Reduce allocations and heap size

gunnarmorling / 1brc

1️⃣🐝🏎️ The One Billion Row Challenge -- A fun exploration of how quickly 1B rows from a text file can be aggregated with Java

https://www.morling.dev/blog/one-billion-row-challenge/

Apache License 2.0

6.3k stars 1.88k forks source link

Reduce allocations and heap size #525

Closed roman-r-m closed 9 months ago

roman-r-m commented 9 months ago

Check List:

[x] Tests pass (./test.sh <username> shows no differences between expected and actual outputs)
[X] All formatting changes by the build are committed
[x] Your launch script is named calculate_average_<username>.sh (make sure to match casing of your GH user name) and is executable
[x] Output matches that of calculate_average_baseline.sh
[x] For new entries, or after substantial changes: When implementing custom hash structures, please point to where you deal with hash collisions (line number)

Minus another 100-150ms on my machine.

Execution time:
Execution time of reference implementation:

gunnarmorling commented 9 months ago

Hey, this one produces an incorrect output for the 10K keyset test (see create_measurements3.sh). While that's not the official challenge, I'd like to make sure that at least the top entries pass that, so as to make sure they don't cut any corners. This one runs out of heap space for that test, so it might bea simple fix. Could you take a look? Thx!

roman-r-m commented 9 months ago

Hmm, seems to be working for me. Just to confirm, it's measurements3.txt right? Maybe there's some difference in how I run it. Is there a script to do it or is it all manual?

roman-r-m commented 9 months ago

I don't want to just increase the heap size more than needed, because doing so makes the result of the small dataset worse. Not sure why.

gunnarmorling commented 9 months ago

Just to confirm, it's measurements3.txt right?

No, I was referring to a 1B rows file with 10K keys. You can create one via ./create_measurements3.sh 1000000000. This PR OOME's for that right now.

roman-r-m commented 9 months ago

No, I was referring to a 1B rows file with 10K keys. You can create one via ./create_measurements3.sh 1000000000. This PR OOME's for that right now.

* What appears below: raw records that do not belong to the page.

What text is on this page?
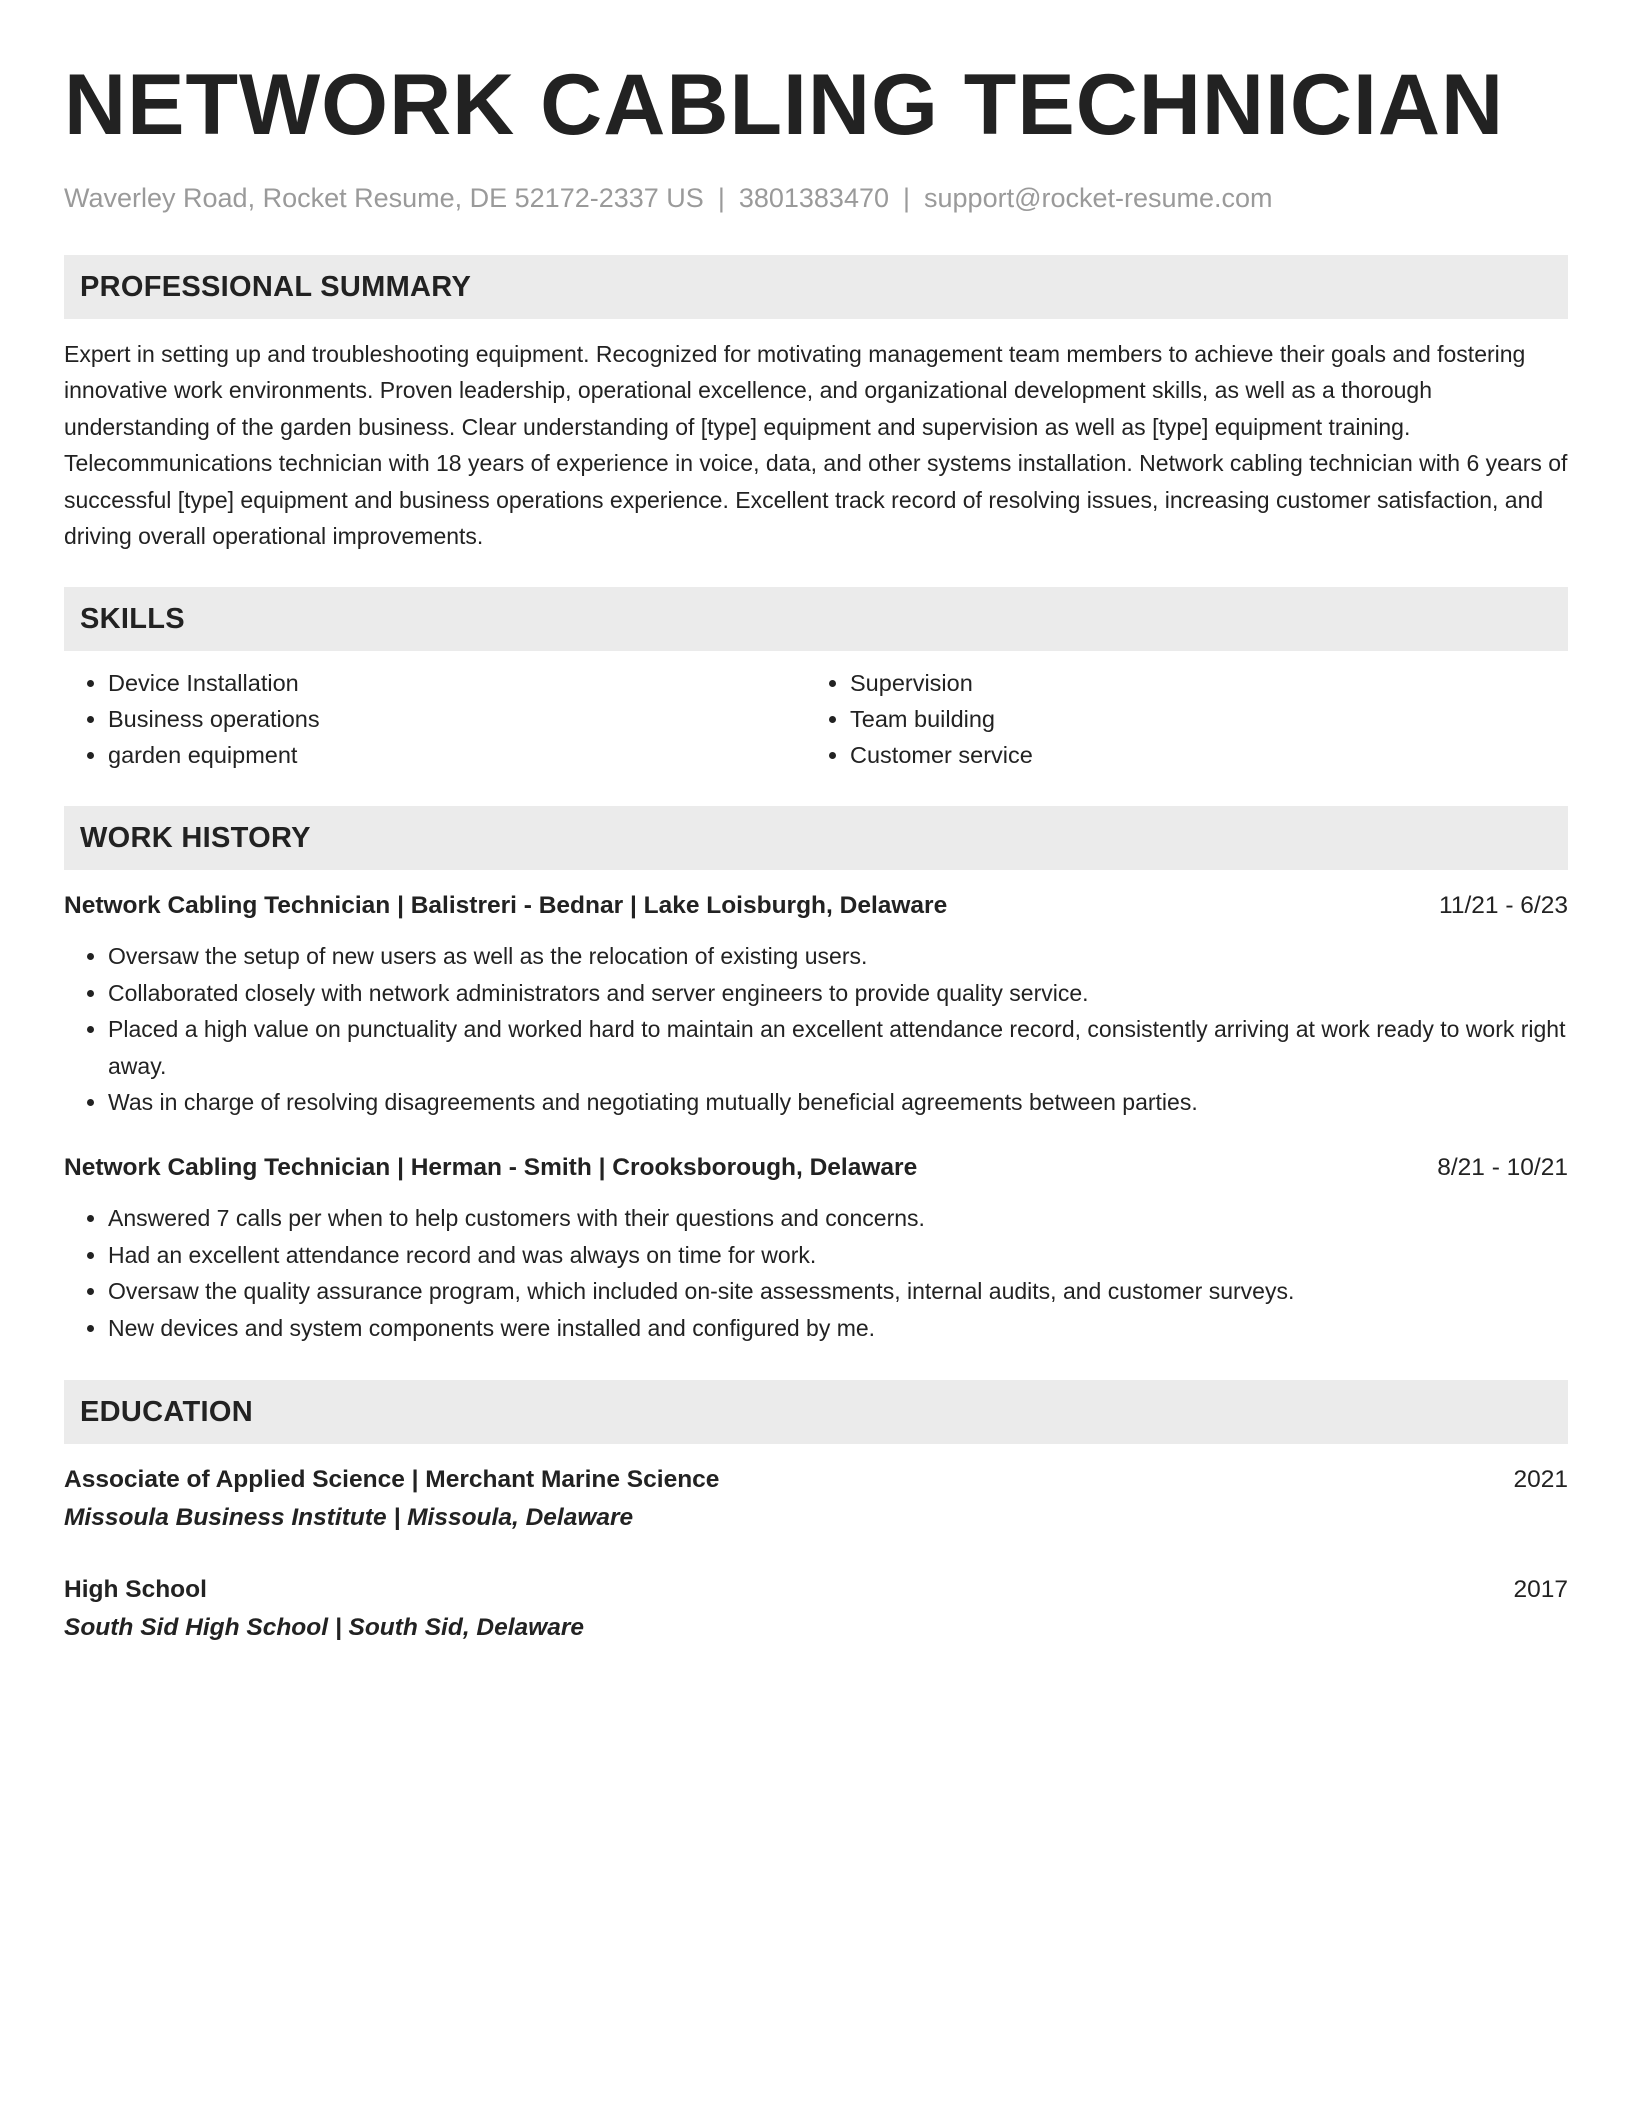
NETWORK CABLING TECHNICIAN
Waverley Road, Rocket Resume, DE 52172-2337 US | 3801383470 | support@rocket-resume.com
PROFESSIONAL SUMMARY

Expert in setting up and troubleshooting equipment. Recognized for motivating management team members to achieve their goals and fostering innovative work environments. Proven leadership, operational excellence, and organizational development skills, as well as a thorough understanding of the garden business. Clear understanding of [type] equipment and supervision as well as [type] equipment training. Telecommunications technician with 18 years of experience in voice, data, and other systems installation. Network cabling technician with 6 years of successful [type] equipment and business operations experience. Excellent track record of resolving issues, increasing customer satisfaction, and driving overall operational improvements.

SKILLS
• Device Installation
• Business operations
• garden equipment
• Supervision
• Team building
• Customer service
WORK HISTORY
Network Cabling Technician | Balistreri - Bednar | Lake Loisburgh, Delaware	11/21 - 6/23
• Oversaw the setup of new users as well as the relocation of existing users.
• Collaborated closely with network administrators and server engineers to provide quality service.
• Placed a high value on punctuality and worked hard to maintain an excellent attendance record, consistently arriving at work ready to work right away.
• Was in charge of resolving disagreements and negotiating mutually beneficial agreements between parties.
Network Cabling Technician | Herman - Smith | Crooksborough, Delaware	8/21 - 10/21
• Answered 7 calls per when to help customers with their questions and concerns.
• Had an excellent attendance record and was always on time for work.
• Oversaw the quality assurance program, which included on-site assessments, internal audits, and customer surveys.
• New devices and system components were installed and configured by me.
EDUCATION
Associate of Applied Science | Merchant Marine Science	2021
Missoula Business Institute | Missoula, Delaware
High School	2017
South Sid High School | South Sid, Delaware
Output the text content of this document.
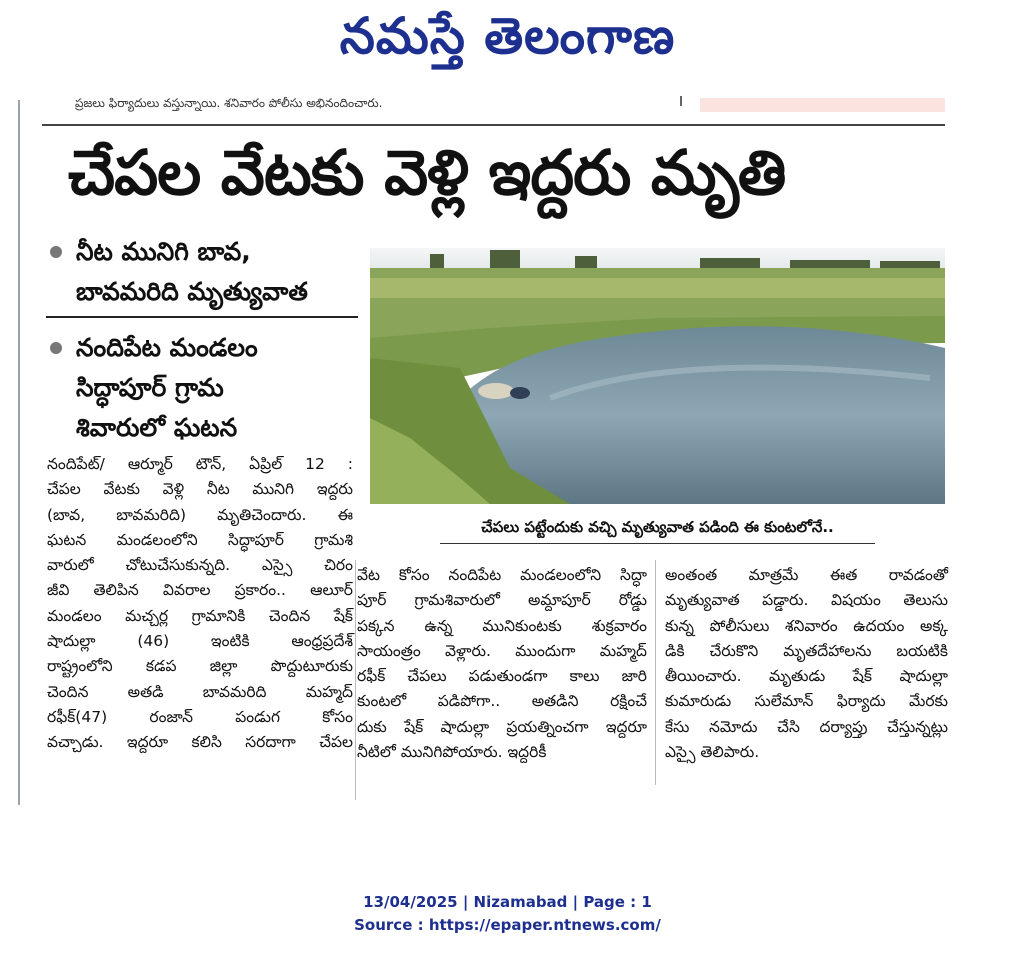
నమస్తే తెలంగాణ
ప్రజలు ఫిర్యాదులు వస్తున్నాయి. శనివారం పోలీసు అభినందించారు.
చేపల వేటకు వెళ్లి ఇద్దరు మృతి
నీట మునిగి బావ,
బావమరిది మృత్యువాత
నందిపేట మండలం
సిద్ధాపూర్ గ్రామ
శివారులో ఘటన
చేపలు పట్టేందుకు వచ్చి మృత్యువాత పడింది ఈ కుంటలోనే..
నందిపేట్/ ఆర్మూర్ టౌన్, ఏప్రిల్ 12 :
చేపల వేటకు వెళ్లి నీట మునిగి ఇద్దరు
(బావ, బావమరిది) మృతిచెందారు. ఈ
ఘటన మండలంలోని సిద్ధాపూర్ గ్రామశి
వారులో చోటుచేసుకున్నది. ఎస్సై చిరం
జీవి తెలిపిన వివరాల ప్రకారం.. ఆలూర్
మండలం మచ్చర్ల గ్రామానికి చెందిన షేక్
షాదుల్లా (46) ఇంటికి ఆంధ్రప్రదేశ్
రాష్ట్రంలోని కడప జిల్లా పొద్దుటూరుకు
చెందిన అతడి బావమరిది మహ్మద్
రఫీక్(47) రంజాన్ పండుగ కోసం
వచ్చాడు. ఇద్దరూ కలిసి సరదాగా చేపల
వేట కోసం నందిపేట మండలంలోని సిద్ధా
పూర్ గ్రామశివారులో అమ్దాపూర్ రోడ్డు
పక్కన ఉన్న మునికుంటకు శుక్రవారం
సాయంత్రం వెళ్లారు. ముందుగా మహ్మద్
రఫీక్ చేపలు పడుతుండగా కాలు జారి
కుంటలో పడిపోగా.. అతడిని రక్షించే
దుకు షేక్ షాదుల్లా ప్రయత్నించగా ఇద్దరూ
నీటిలో మునిగిపోయారు. ఇద్దరికీ
అంతంత మాత్రమే ఈత రావడంతో
మృత్యువాత పడ్డారు. విషయం తెలుసు
కున్న పోలీసులు శనివారం ఉదయం అక్క
డికి చేరుకొని మృతదేహాలను బయటికి
తీయించారు. మృతుడు షేక్ షాదుల్లా
కుమారుడు సులేమాన్ ఫిర్యాదు మేరకు
కేసు నమోదు చేసి దర్యాప్తు చేస్తున్నట్లు
ఎస్సై తెలిపారు.
13/04/2025 | Nizamabad | Page : 1
Source : https://epaper.ntnews.com/
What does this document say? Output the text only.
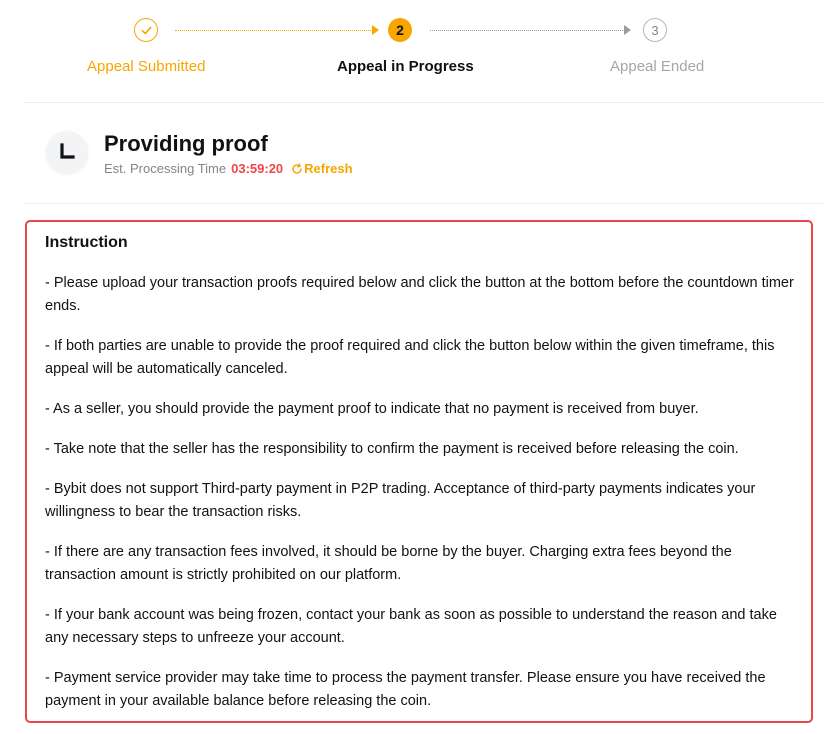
2	3
Appeal Submitted	Appeal in Progress	Appeal Ended
Providing proof
Est. Processing Time 03:59:20 Refresh
Instruction
- Please upload your transaction proofs required below and click the button at the bottom before the countdown timer ends.
- If both parties are unable to provide the proof required and click the button below within the given timeframe, this appeal will be automatically canceled.
- As a seller, you should provide the payment proof to indicate that no payment is received from buyer.
- Take note that the seller has the responsibility to confirm the payment is received before releasing the coin.
- Bybit does not support Third-party payment in P2P trading. Acceptance of third-party payments indicates your willingness to bear the transaction risks.
- If there are any transaction fees involved, it should be borne by the buyer. Charging extra fees beyond the transaction amount is strictly prohibited on our platform.
- If your bank account was being frozen, contact your bank as soon as possible to understand the reason and take any necessary steps to unfreeze your account.
- Payment service provider may take time to process the payment transfer. Please ensure you have received the payment in your available balance before releasing the coin.
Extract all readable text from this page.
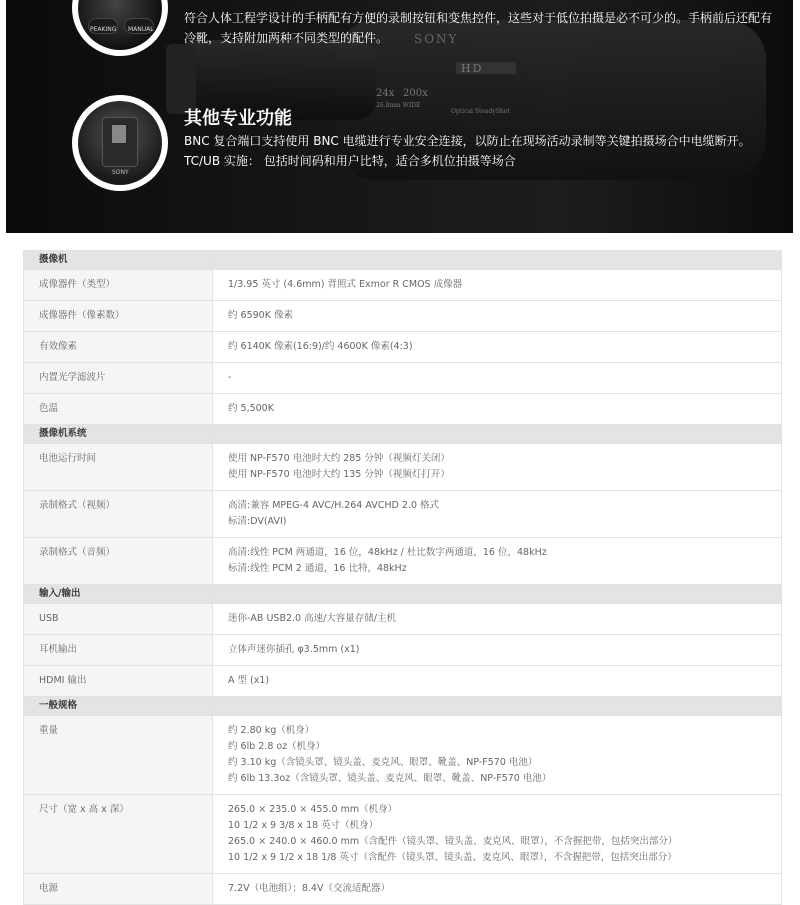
SONY
HD
24x 200x
26.8mm WIDE
Optical SteadyShot
PEAKING MANUAL
SONY
符合人体工程学设计的手柄配有方便的录制按钮和变焦控件，这些对于低位拍摄是必不可少的。手柄前后还配有
冷靴，支持附加两种不同类型的配件。
其他专业功能
BNC 复合端口支持使用 BNC 电缆进行专业安全连接，以防止在现场活动录制等关键拍摄场合中电缆断开。
TC/UB 实施： 包括时间码和用户比特，适合多机位拍摄等场合
摄像机	
成像器件（类型）	1/3.95 英寸 (4.6mm) 背照式 Exmor R CMOS 成像器

成像器件（像素数）	约 6590K 像素

有效像素	约 6140K 像素(16:9)/约 4600K 像素(4:3)

内置光学滤波片	-

色温	约 5,500K

摄像机系统	
电池运行时间	使用 NP-F570 电池时大约 285 分钟（视频灯关闭）
使用 NP-F570 电池时大约 135 分钟（视频灯打开）

录制格式（视频）	高清:兼容 MPEG-4 AVC/H.264 AVCHD 2.0 格式
标清:DV(AVI)

录制格式（音频）	高清:线性 PCM 两通道，16 位，48kHz / 杜比数字两通道，16 位，48kHz
标清:线性 PCM 2 通道，16 比特，48kHz

输入/输出	
USB	迷你-AB USB2.0 高速/大容量存储/主机

耳机输出	立体声迷你插孔 φ3.5mm (x1)

HDMI 输出	A 型 (x1)

一般规格	
重量	约 2.80 kg（机身）
约 6lb 2.8 oz（机身）
约 3.10 kg（含镜头罩、镜头盖、麦克风、眼罩、靴盖、NP-F570 电池）
约 6lb 13.3oz（含镜头罩、镜头盖、麦克风、眼罩、靴盖、NP-F570 电池）

尺寸（宽 x 高 x 深）	265.0 × 235.0 × 455.0 mm（机身）
10 1/2 x 9 3/8 x 18 英寸（机身）
265.0 × 240.0 × 460.0 mm（含配件（镜头罩、镜头盖、麦克风、眼罩），不含握把带，包括突出部分）
10 1/2 x 9 1/2 x 18 1/8 英寸（含配件（镜头罩、镜头盖、麦克风、眼罩），不含握把带，包括突出部分）

电源	7.2V（电池组）；8.4V（交流适配器）
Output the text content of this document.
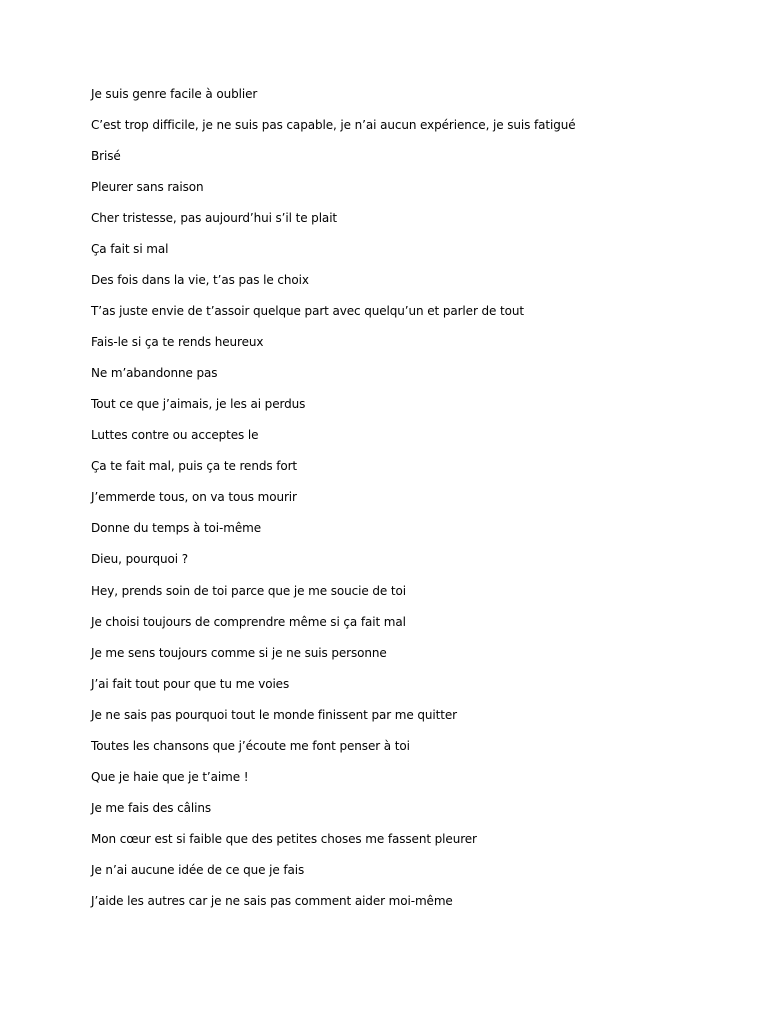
Je suis genre facile à oublier
C’est trop difficile, je ne suis pas capable, je n’ai aucun expérience, je suis fatigué
Brisé
Pleurer sans raison
Cher tristesse, pas aujourd’hui s’il te plait
Ça fait si mal
Des fois dans la vie, t’as pas le choix
T’as juste envie de t’assoir quelque part avec quelqu’un et parler de tout
Fais-le si ça te rends heureux
Ne m’abandonne pas
Tout ce que j’aimais, je les ai perdus
Luttes contre ou acceptes le
Ça te fait mal, puis ça te rends fort
J’emmerde tous, on va tous mourir
Donne du temps à toi-même
Dieu, pourquoi ?
Hey, prends soin de toi parce que je me soucie de toi
Je choisi toujours de comprendre même si ça fait mal
Je me sens toujours comme si je ne suis personne
J’ai fait tout pour que tu me voies
Je ne sais pas pourquoi tout le monde finissent par me quitter
Toutes les chansons que j’écoute me font penser à toi
Que je haie que je t’aime !
Je me fais des câlins
Mon cœur est si faible que des petites choses me fassent pleurer
Je n’ai aucune idée de ce que je fais
J’aide les autres car je ne sais pas comment aider moi-même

I may be missing something but create_measurements3.sh calls CreateMeasurements3 which writes to measurements3.txt:

try (var out = new BufferedWriter(new FileWriter("measurements3.txt"))) {

roman-r-m commented 9 months ago

Anyway, I've increased the heap size, could you try again pls. I'll try to replicate it locally later today.

gunnarmorling commented 9 months ago

Ah, sorry, I thought you were referring to src/test/resources/samples/measurements-3.txt (which is just one of the test cases). So yes, that measurements3.txt file created by _createmeasurements3.sh was failing for me (after soft-linking it to measurements.txt).

Will run again as per your latest update.

gunnarmorling commented 9 months ago

00:04.551 now, also passing the 10K test (in ~20 sec).